Speculating about the ulterior motives of houseguests before they even arrive does not seem to match the great generosity of your hosting impulse. It’s also a stretch to suggest that asking a few annoying questions is hinting for an airport pickup. You are not required to ferry guests to your home. But since this shower of questions occurs regularly, why not pull together the salient details and keep them at the ready to text to anyone who asks?

We have been cordial with our next-door neighbor for years. He began to build a structure in his yard without permits recently and received a stop-work order from the city. He may believe that we reported him to code enforcement, but we didn’t. Still, that night, he began shouting expletives about my husband and blaring music from open windows at odd hours. This is way out of character for him: We’ve never heard a peep from him before this, and I’m freaking out. How can we approach this issue safely?

NEIGHBOR

Your neighbor’s aggressive behavior would frighten me, too. Do not go next door to speak with him. But I wouldn’t call the police yet, either. Though you are certainly entitled to, that may only escalate his grievance without communicating what may be the most pertinent fact: You didn’t report him! (Not that his harassment would be appropriate even if you had.)

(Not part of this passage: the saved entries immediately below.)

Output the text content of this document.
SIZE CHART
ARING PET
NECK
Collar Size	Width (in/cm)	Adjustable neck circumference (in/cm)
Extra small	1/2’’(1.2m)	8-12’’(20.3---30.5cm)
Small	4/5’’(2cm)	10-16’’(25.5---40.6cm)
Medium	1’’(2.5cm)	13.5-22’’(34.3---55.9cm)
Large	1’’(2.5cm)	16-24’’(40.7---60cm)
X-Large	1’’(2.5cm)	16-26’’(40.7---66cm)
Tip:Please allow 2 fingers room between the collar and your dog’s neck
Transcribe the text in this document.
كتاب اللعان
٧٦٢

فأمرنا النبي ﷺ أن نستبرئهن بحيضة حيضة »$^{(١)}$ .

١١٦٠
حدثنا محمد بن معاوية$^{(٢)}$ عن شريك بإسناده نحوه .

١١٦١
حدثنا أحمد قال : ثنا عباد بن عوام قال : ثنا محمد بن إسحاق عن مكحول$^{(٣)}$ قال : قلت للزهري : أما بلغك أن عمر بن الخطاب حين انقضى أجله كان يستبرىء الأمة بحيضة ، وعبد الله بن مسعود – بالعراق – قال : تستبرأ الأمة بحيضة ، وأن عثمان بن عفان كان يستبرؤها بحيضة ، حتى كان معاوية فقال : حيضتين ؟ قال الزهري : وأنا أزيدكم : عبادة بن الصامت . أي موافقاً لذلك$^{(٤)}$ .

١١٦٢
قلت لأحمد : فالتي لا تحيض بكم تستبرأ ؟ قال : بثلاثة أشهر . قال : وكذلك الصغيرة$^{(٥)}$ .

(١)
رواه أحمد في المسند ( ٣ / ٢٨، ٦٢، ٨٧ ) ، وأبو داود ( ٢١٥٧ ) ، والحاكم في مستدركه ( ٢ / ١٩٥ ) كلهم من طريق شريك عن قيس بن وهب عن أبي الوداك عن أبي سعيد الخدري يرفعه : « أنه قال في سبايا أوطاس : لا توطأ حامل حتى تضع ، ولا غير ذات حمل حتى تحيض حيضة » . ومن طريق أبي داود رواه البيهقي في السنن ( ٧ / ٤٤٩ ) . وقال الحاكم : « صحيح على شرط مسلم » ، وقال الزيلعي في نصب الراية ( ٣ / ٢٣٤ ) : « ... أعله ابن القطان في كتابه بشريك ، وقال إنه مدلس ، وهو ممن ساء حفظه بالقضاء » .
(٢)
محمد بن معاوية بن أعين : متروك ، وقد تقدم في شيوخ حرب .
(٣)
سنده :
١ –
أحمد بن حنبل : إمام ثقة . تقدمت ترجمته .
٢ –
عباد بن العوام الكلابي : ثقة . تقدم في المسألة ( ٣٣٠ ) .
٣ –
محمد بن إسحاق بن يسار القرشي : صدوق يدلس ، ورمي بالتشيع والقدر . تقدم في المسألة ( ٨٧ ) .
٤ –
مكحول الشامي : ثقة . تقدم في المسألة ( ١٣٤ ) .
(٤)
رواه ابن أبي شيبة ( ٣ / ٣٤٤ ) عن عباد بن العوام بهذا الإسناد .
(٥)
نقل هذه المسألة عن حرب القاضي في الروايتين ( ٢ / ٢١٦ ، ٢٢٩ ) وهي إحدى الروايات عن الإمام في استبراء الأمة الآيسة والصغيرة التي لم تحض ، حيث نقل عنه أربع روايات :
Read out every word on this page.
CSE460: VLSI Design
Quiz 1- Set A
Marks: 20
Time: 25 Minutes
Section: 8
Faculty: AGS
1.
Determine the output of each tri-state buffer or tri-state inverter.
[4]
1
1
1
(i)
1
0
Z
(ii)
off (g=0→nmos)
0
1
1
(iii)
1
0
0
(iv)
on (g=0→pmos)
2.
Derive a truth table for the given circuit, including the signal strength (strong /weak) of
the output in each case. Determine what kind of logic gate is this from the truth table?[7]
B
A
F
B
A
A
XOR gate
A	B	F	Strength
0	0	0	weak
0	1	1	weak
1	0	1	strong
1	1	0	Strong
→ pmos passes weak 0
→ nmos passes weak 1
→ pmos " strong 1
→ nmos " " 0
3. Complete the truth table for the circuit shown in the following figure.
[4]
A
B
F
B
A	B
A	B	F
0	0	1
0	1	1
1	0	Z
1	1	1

I would start with a letter, informing him that you had nothing to do with the stop-work order and demand that he stop his unneighborly behavior at once. If he doesn’t, I see no alternative but to call the police.

I video chat with my 40-year-old daughter frequently. Lately, I’ve noticed that while she is speaking, she sticks her finger in her nose, then wipes it clean and licks it. (Sorry to be so gross!) She has good social skills and is neat and tidy, but this new habit stops me cold. I am afraid to mention it: She may be offended. Should I send her a carton of tissues?

MOTHER

My condolences on your video chats! Still, many of us do gross things every day. Tell your daughter what you have observed in a straightforward way. Do not characterize the behavior as disgusting or judge it in any way that is apt to increase her embarrassment: Just the facts, ma’am. With luck, she will stop once she is made aware of what she is doing.